PLN Butuh 154 Juta Ton Batubara, Kementerian ESDM Pastikan Pasokan Aman
Rabu, 17 Juni 2026 15:00 WIBOleh Tim Redaksi
Kementerian Energi dan Sumber Daya Mineral mengambil langkah taktis dengan memberikan penugasan khusus kepada para pelaku usaha pertambangan untuk menyuplai sebanyak seratus sembilan puluh juta ton batu bara guna menjamin keandalan operasional seluruh Pembangkit Listrik Tenaga Uap milik PT PLN Persero. Kebijakan strategis ini dipaparkan langsung oleh Menteri Energi dan Sumber Daya Mineral, Bahlil Lahadalia, saat menghadiri agenda Rapat Kerja bersama jajaran Komisi dua belas DPR RI pada hari Senin (16/06/2026) kemarin.
Penegasan langkah intervensi dari pemerintah ini mencuat ke publik tepat di tengah merebaknya isu miring mengenai kelangkaan stok bahan bakar fosil nasional menyusul terjadinya gelombang pemadaman aliran listrik secara bergilir yang melanda sejumlah titik di wilayah Pulau Jawa baru-baru ini.
Guna mengurai benang merah dari problematika pemadaman tersebut, Bahlil mengungkapkan bahwa dirinya telah menggelar rapat koordinasi maraton bersama Direktur Utama PLN Darmawan Prasodjo beserta seluruh jajaran direksi selama hampir lima setengah jam guna memastikan ketersediaan pasokan energi primer. Berdasarkan perhitungan riil di lapangan, korporasi penyedia setrum negara tersebut sebenarnya memerlukan pasokan batu bara sebanyak seratus lima puluh empat juta ton, sehingga pemenuhan kuota penugasan sengaja dinaikkan hingga menyentuh angka 190 juta ton sebagai langkah pengamanan cadangan energi.
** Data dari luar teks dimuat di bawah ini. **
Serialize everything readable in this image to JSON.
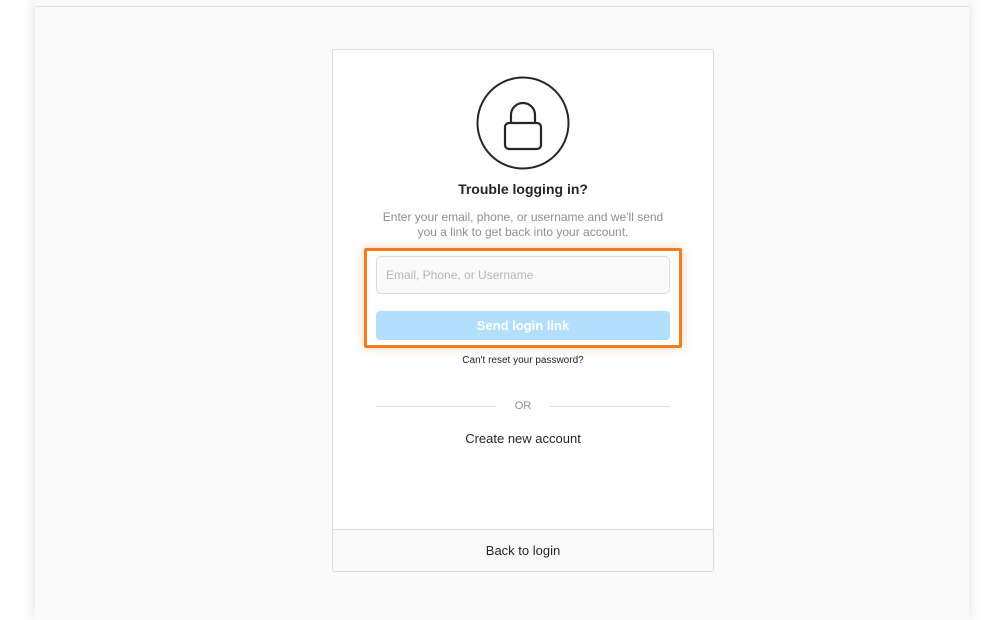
{
  "card": {
    "title": "Trouble logging in?",
    "description": "Enter your email, phone, or username and we'll send you a link to get back into your account.",
    "input": {
      "value": "",
      "placeholder": "Email, Phone, or Username"
    },
    "send_button_label": "Send login link",
    "reset_link": "Can't reset your password?",
    "divider_text": "OR",
    "create_account_link": "Create new account",
    "back_to_login": "Back to login",
    "icon": "lock-icon"
  },
  "colors": {
    "button_disabled": "#b2dffc",
    "highlight": "#f47b20",
    "border": "#dbdbdb",
    "muted_text": "#8e8e8e"
  }
}
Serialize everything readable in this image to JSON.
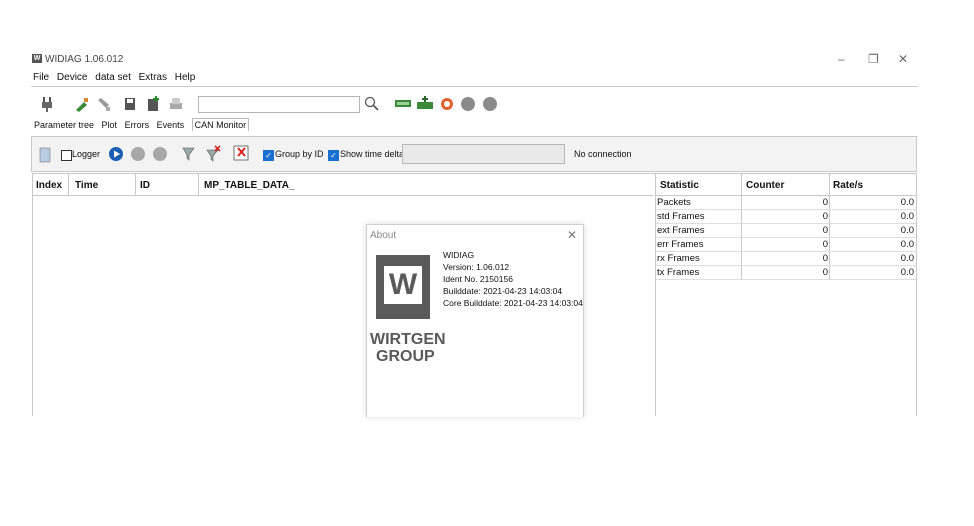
{
  "window": {
    "title": "WIDIAG 1.06.012",
    "app_icon_text": "W",
    "controls": {
      "minimize": "–",
      "restore": "❐",
      "close": "✕"
    }
  },
  "menu": [
    "File",
    "Device",
    "data set",
    "Extras",
    "Help"
  ],
  "toolbar": {
    "search_value": "",
    "search_icon": "magnifier-icon"
  },
  "tabs": [
    "Parameter tree",
    "Plot",
    "Errors",
    "Events",
    "CAN Monitor"
  ],
  "can_toolbar": {
    "logger_label": "Logger",
    "group_by_id_label": "Group by ID",
    "show_time_delta_label": "Show time delta",
    "connection_status": "No connection",
    "logger_checked": false,
    "group_by_id_checked": true,
    "show_time_delta_checked": true
  },
  "can_table": {
    "columns": [
      "Index",
      "Time",
      "ID",
      "MP_TABLE_DATA_"
    ]
  },
  "stats": {
    "columns": [
      "Statistic",
      "Counter",
      "Rate/s"
    ],
    "rows": [
      {
        "name": "Packets",
        "counter": "0",
        "rate": "0.0"
      },
      {
        "name": "std Frames",
        "counter": "0",
        "rate": "0.0"
      },
      {
        "name": "ext Frames",
        "counter": "0",
        "rate": "0.0"
      },
      {
        "name": "err Frames",
        "counter": "0",
        "rate": "0.0"
      },
      {
        "name": "rx Frames",
        "counter": "0",
        "rate": "0.0"
      },
      {
        "name": "tx Frames",
        "counter": "0",
        "rate": "0.0"
      }
    ]
  },
  "about": {
    "title": "About",
    "close": "✕",
    "logo_letter": "W",
    "logo_text_1": "WIRTGEN",
    "logo_text_2": "GROUP",
    "app_name": "WIDIAG",
    "version": "Version: 1.06.012",
    "ident": "Ident No. 2150156",
    "builddate": "Builddate: 2021-04-23 14:03:04",
    "core_builddate": "Core Builddate: 2021-04-23 14:03:04"
  },
  "colors": {
    "accent": "#1a6fd0",
    "logo_gray": "#5a5a5a",
    "toolbar_bg": "#f3f3f3"
  }
}
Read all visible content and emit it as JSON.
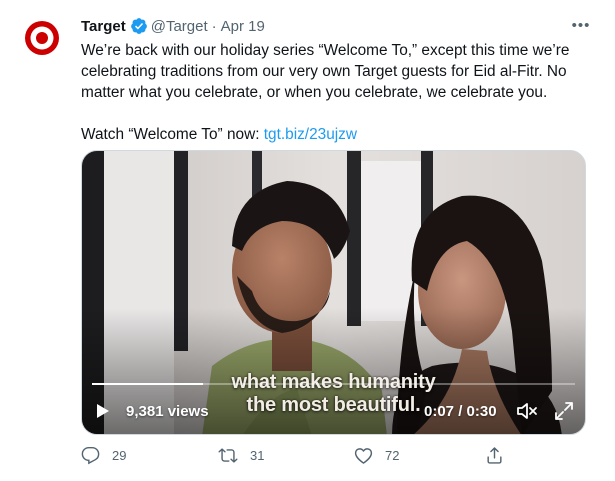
{
  "tweet": {
    "author_name": "Target",
    "handle": "@Target",
    "separator": "·",
    "date": "Apr 19",
    "more_label": "•••",
    "text_line1": "We’re back with our holiday series “Welcome To,” except this time we’re celebrating traditions from our very own Target guests for Eid al-Fitr. No matter what you celebrate, or when you celebrate, we celebrate you.",
    "watch_prefix": "Watch “Welcome To” now: ",
    "watch_link": "tgt.biz/23ujzw"
  },
  "video": {
    "caption_line1": "what makes humanity",
    "caption_line2": "the most beautiful.",
    "views": "9,381 views",
    "time": "0:07 / 0:30",
    "progress_fraction": 0.23
  },
  "actions": {
    "reply_count": "29",
    "retweet_count": "31",
    "like_count": "72"
  },
  "colors": {
    "brand_red": "#cc0000",
    "verified_blue": "#1d9bf0",
    "link": "#1d9bf0",
    "meta_gray": "#536471"
  },
  "icons": [
    "target-logo-icon",
    "verified-badge-icon",
    "more-icon",
    "play-icon",
    "mute-icon",
    "expand-icon",
    "reply-icon",
    "retweet-icon",
    "like-icon",
    "share-icon"
  ]
}
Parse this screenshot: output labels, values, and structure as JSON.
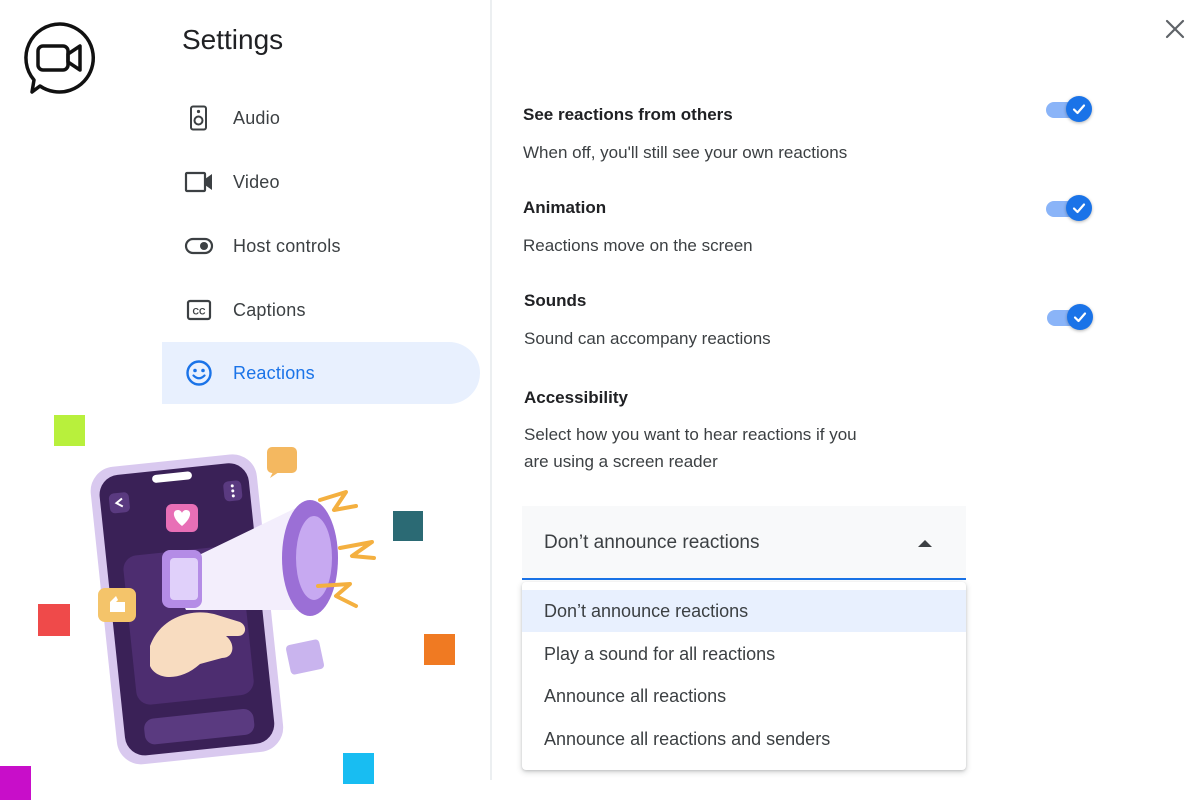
{
  "app": {
    "logo": "video-chat-logo-icon"
  },
  "sidebar": {
    "title": "Settings",
    "items": [
      {
        "label": "Audio",
        "icon": "speaker-icon"
      },
      {
        "label": "Video",
        "icon": "video-camera-icon"
      },
      {
        "label": "Host controls",
        "icon": "toggle-icon"
      },
      {
        "label": "Captions",
        "icon": "closed-captions-icon"
      },
      {
        "label": "Reactions",
        "icon": "smiley-icon",
        "active": true
      }
    ]
  },
  "settings": {
    "see_reactions": {
      "title": "See reactions from others",
      "description": "When off, you'll still see your own reactions",
      "enabled": true
    },
    "animation": {
      "title": "Animation",
      "description": "Reactions move on the screen",
      "enabled": true
    },
    "sounds": {
      "title": "Sounds",
      "description": "Sound can accompany reactions",
      "enabled": true
    },
    "accessibility": {
      "title": "Accessibility",
      "description_line1": "Select how you want to hear reactions if you",
      "description_line2": "are using a screen reader",
      "selected": "Don’t announce reactions",
      "options": [
        "Don’t announce reactions",
        "Play a sound for all reactions",
        "Announce all reactions",
        "Announce all reactions and senders"
      ]
    }
  },
  "colors": {
    "accent": "#1a73e8",
    "active_bg": "#e8f0fe",
    "toggle_track": "#8ab4f8"
  }
}
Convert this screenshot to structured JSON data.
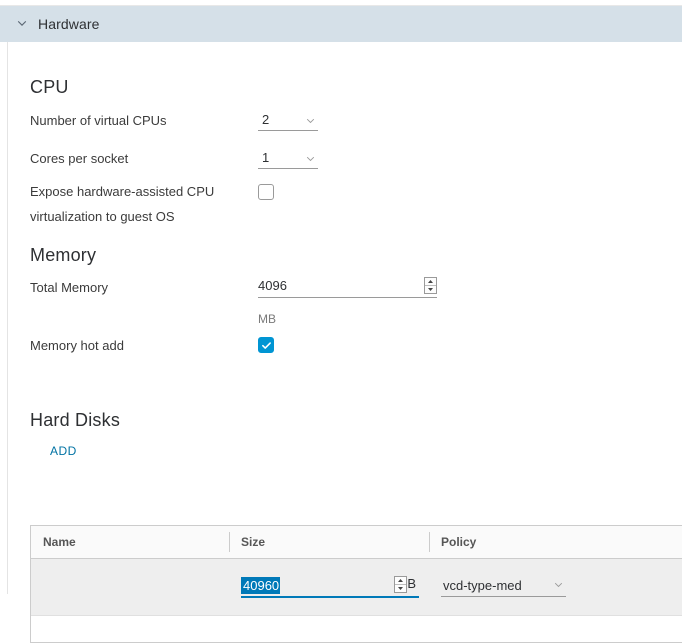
{
  "section": {
    "title": "Hardware",
    "collapse_icon": "chevron-down-icon"
  },
  "cpu": {
    "heading": "CPU",
    "fields": [
      {
        "label": "Number of virtual CPUs",
        "value": "2",
        "icon": "chevron-down-icon"
      },
      {
        "label": "Cores per socket",
        "value": "1",
        "icon": "chevron-down-icon"
      }
    ],
    "expose_virtualization": {
      "label_line1": "Expose hardware-assisted CPU",
      "label_line2": "virtualization to guest OS",
      "checked": false
    }
  },
  "memory": {
    "heading": "Memory",
    "total_memory": {
      "label": "Total Memory",
      "value": "4096",
      "unit": "MB",
      "spinner_icon": "spinner-updown-icon"
    },
    "hot_add": {
      "label": "Memory hot add",
      "checked": true
    }
  },
  "hard_disks": {
    "heading": "Hard Disks",
    "add_label": "ADD",
    "columns": [
      "Name",
      "Size",
      "Policy"
    ],
    "rows": [
      {
        "name": "",
        "size_value": "40960",
        "size_unit": "B",
        "policy": "vcd-type-med",
        "policy_icon": "chevron-down-icon",
        "spinner_icon": "spinner-updown-icon"
      }
    ]
  },
  "colors": {
    "header_bg": "#d5e0e8",
    "accent": "#0079b8",
    "checkbox_on": "#0095d3",
    "link": "#0072a3",
    "row_selected": "#eeeeee"
  }
}
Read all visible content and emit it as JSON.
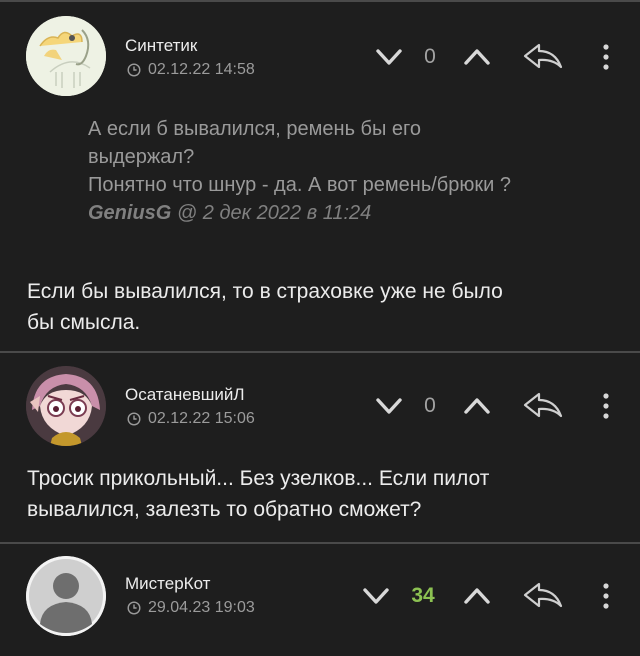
{
  "comments": [
    {
      "username": "Синтетик",
      "date": "02.12.22 14:58",
      "score": "0",
      "quote": {
        "lines": [
          "А если б вывалился, ремень бы его",
          "выдержал?",
          "Понятно что шнур - да. А вот ремень/брюки ?"
        ],
        "author": "GeniusG",
        "at": "@",
        "time": "2 дек 2022 в 11:24"
      },
      "text_lines": [
        "Если бы вывалился, то в страховке уже не было",
        "бы смысла."
      ]
    },
    {
      "username": "ОсатаневшийЛ",
      "date": "02.12.22 15:06",
      "score": "0",
      "text_lines": [
        "Тросик прикольный... Без узелков... Если пилот",
        "вывалился, залезть то обратно сможет?"
      ]
    },
    {
      "username": "МистерКот",
      "date": "29.04.23 19:03",
      "score": "34"
    }
  ],
  "colors": {
    "background": "#1e1e1e",
    "positive_score": "#8cc152",
    "divider": "#4a4a4a"
  },
  "icons": [
    "clock-icon",
    "chevron-down-icon",
    "chevron-up-icon",
    "reply-icon",
    "more-vertical-icon"
  ]
}
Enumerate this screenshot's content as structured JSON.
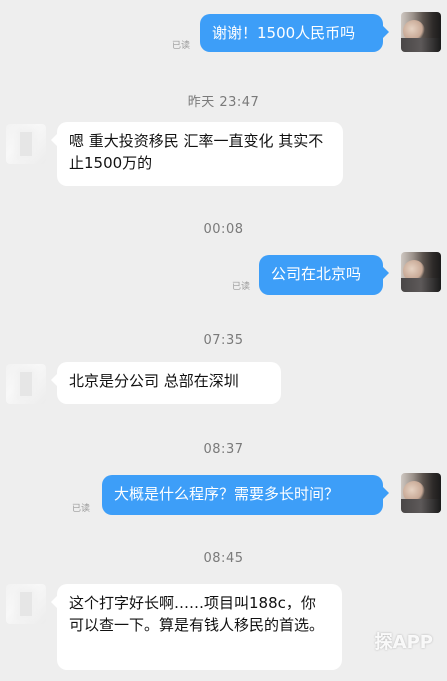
{
  "messages": [
    {
      "type": "out",
      "text": "谢谢！1500人民币吗",
      "read": "已读"
    },
    {
      "type": "timestamp",
      "text": "昨天 23:47"
    },
    {
      "type": "in",
      "text": "嗯 重大投资移民 汇率一直变化 其实不止1500万的"
    },
    {
      "type": "timestamp",
      "text": "00:08"
    },
    {
      "type": "out",
      "text": "公司在北京吗",
      "read": "已读"
    },
    {
      "type": "timestamp",
      "text": "07:35"
    },
    {
      "type": "in",
      "text": "北京是分公司 总部在深圳"
    },
    {
      "type": "timestamp",
      "text": "08:37"
    },
    {
      "type": "out",
      "text": "大概是什么程序？需要多长时间？",
      "read": "已读"
    },
    {
      "type": "timestamp",
      "text": "08:45"
    },
    {
      "type": "in",
      "text": "这个打字好长啊……项目叫188c，你可以查一下。算是有钱人移民的首选。"
    }
  ],
  "watermark": "探APP",
  "colors": {
    "background": "#eeeeee",
    "outgoing_bubble": "#3d9ef8",
    "incoming_bubble": "#ffffff",
    "timestamp_text": "#7a7a7a"
  }
}
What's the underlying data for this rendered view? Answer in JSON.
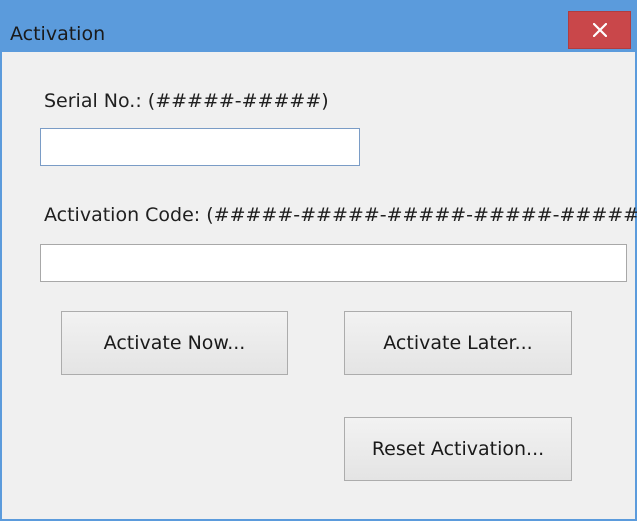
{
  "window": {
    "title": "Activation",
    "close_glyph": "✕",
    "titlebar_color": "#5b9bdc",
    "close_color": "#c9474a"
  },
  "serial": {
    "label": "Serial No.: (#####-#####)",
    "value": "",
    "placeholder": ""
  },
  "activation_code": {
    "label": "Activation Code: (#####-#####-#####-#####-#####)",
    "value": "",
    "placeholder": ""
  },
  "buttons": {
    "activate_now": "Activate Now...",
    "activate_later": "Activate Later...",
    "reset_activation": "Reset Activation..."
  }
}
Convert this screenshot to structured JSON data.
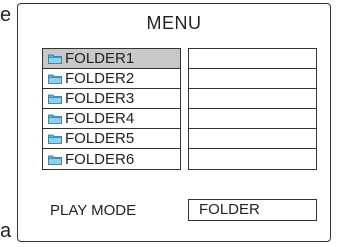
{
  "edge_text": {
    "top": "e",
    "bottom": "a"
  },
  "menu": {
    "title": "MENU",
    "folders": [
      {
        "label": "FOLDER1",
        "selected": true,
        "icon": "folder-icon"
      },
      {
        "label": "FOLDER2",
        "selected": false,
        "icon": "folder-icon"
      },
      {
        "label": "FOLDER3",
        "selected": false,
        "icon": "folder-icon"
      },
      {
        "label": "FOLDER4",
        "selected": false,
        "icon": "folder-icon"
      },
      {
        "label": "FOLDER5",
        "selected": false,
        "icon": "folder-icon"
      },
      {
        "label": "FOLDER6",
        "selected": false,
        "icon": "folder-icon"
      }
    ],
    "content_rows": [
      "",
      "",
      "",
      "",
      "",
      ""
    ],
    "play_mode": {
      "label": "PLAY MODE",
      "value": "FOLDER"
    }
  },
  "colors": {
    "selected_bg": "#c8c8c8",
    "folder_icon_fill": "#5fb3d9",
    "folder_icon_stroke": "#2a6f94",
    "border": "#333333"
  }
}
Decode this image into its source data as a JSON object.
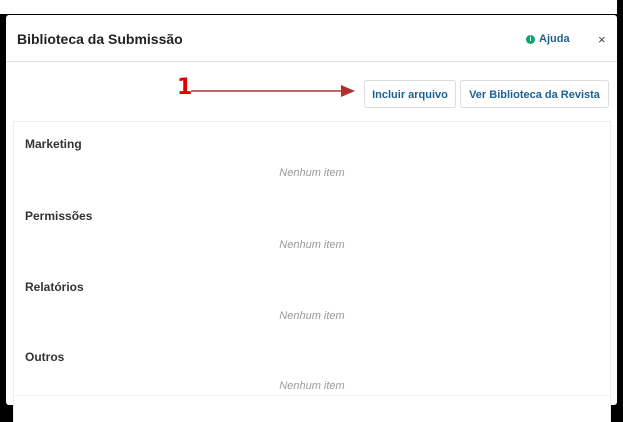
{
  "modal": {
    "title": "Biblioteca da Submissão",
    "help_label": "Ajuda",
    "close_label": "×"
  },
  "toolbar": {
    "upload_label": "Incluir arquivo",
    "journal_library_label": "Ver Biblioteca da Revista"
  },
  "annotation": {
    "number": "1",
    "color": "#e00000"
  },
  "sections": [
    {
      "name": "Marketing",
      "empty_text": "Nenhum item"
    },
    {
      "name": "Permissões",
      "empty_text": "Nenhum item"
    },
    {
      "name": "Relatórios",
      "empty_text": "Nenhum item"
    },
    {
      "name": "Outros",
      "empty_text": "Nenhum item"
    }
  ],
  "colors": {
    "link": "#1e6292",
    "help_icon": "#00a86b",
    "empty_text": "#9a9a9a"
  }
}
"Dari 190 juta ton yang sudah dilakukan konfirmasi kurang lebih sekitar 150-160 juta ton. Dan sudah dilakukan kontrak sebesar 134 juta ton. Artinya dari total kebutuhan PLN 154 juta yang sudah dikontrak 134 juta, berarti kan tinggal kurang 20 juta yang belum dikontrakkan," ucap Bahlil.
Tantangan pemenuhan ini kian dinamis lantaran pihak PLN memerlukan jenis batu bara berkalori medium dengan kualitas tinggi demi menjaga performa mesin pembangkit, sementara ketersediaan varian tersebut di alam kini jumlahnya kian menipis. Merespons situasi kritis ini, Menteri ESDM mengaku telah menerima instruksi dan arahan khusus dari Presiden Prabowo Subianto untuk memperketat sistem pemantauan serta akuntabilitas dalam rantai pasok pengadaan energi primer milik PLN agar terhindar dari praktik tata kelola yang tidak transparan.
"Semalam sudah rapat diarahkan langsung oleh Bapak Presiden bahwa dalam rangka pengawasan energi primer agar tidak begini terus maka kita membentuk tim pengadaan PLN, Irjen, Dirjen Minerba, dan BPKP agar tidak ada dusta di antara kita. Jangan kita baku tipu terus kerjanya," tutur Bahlil.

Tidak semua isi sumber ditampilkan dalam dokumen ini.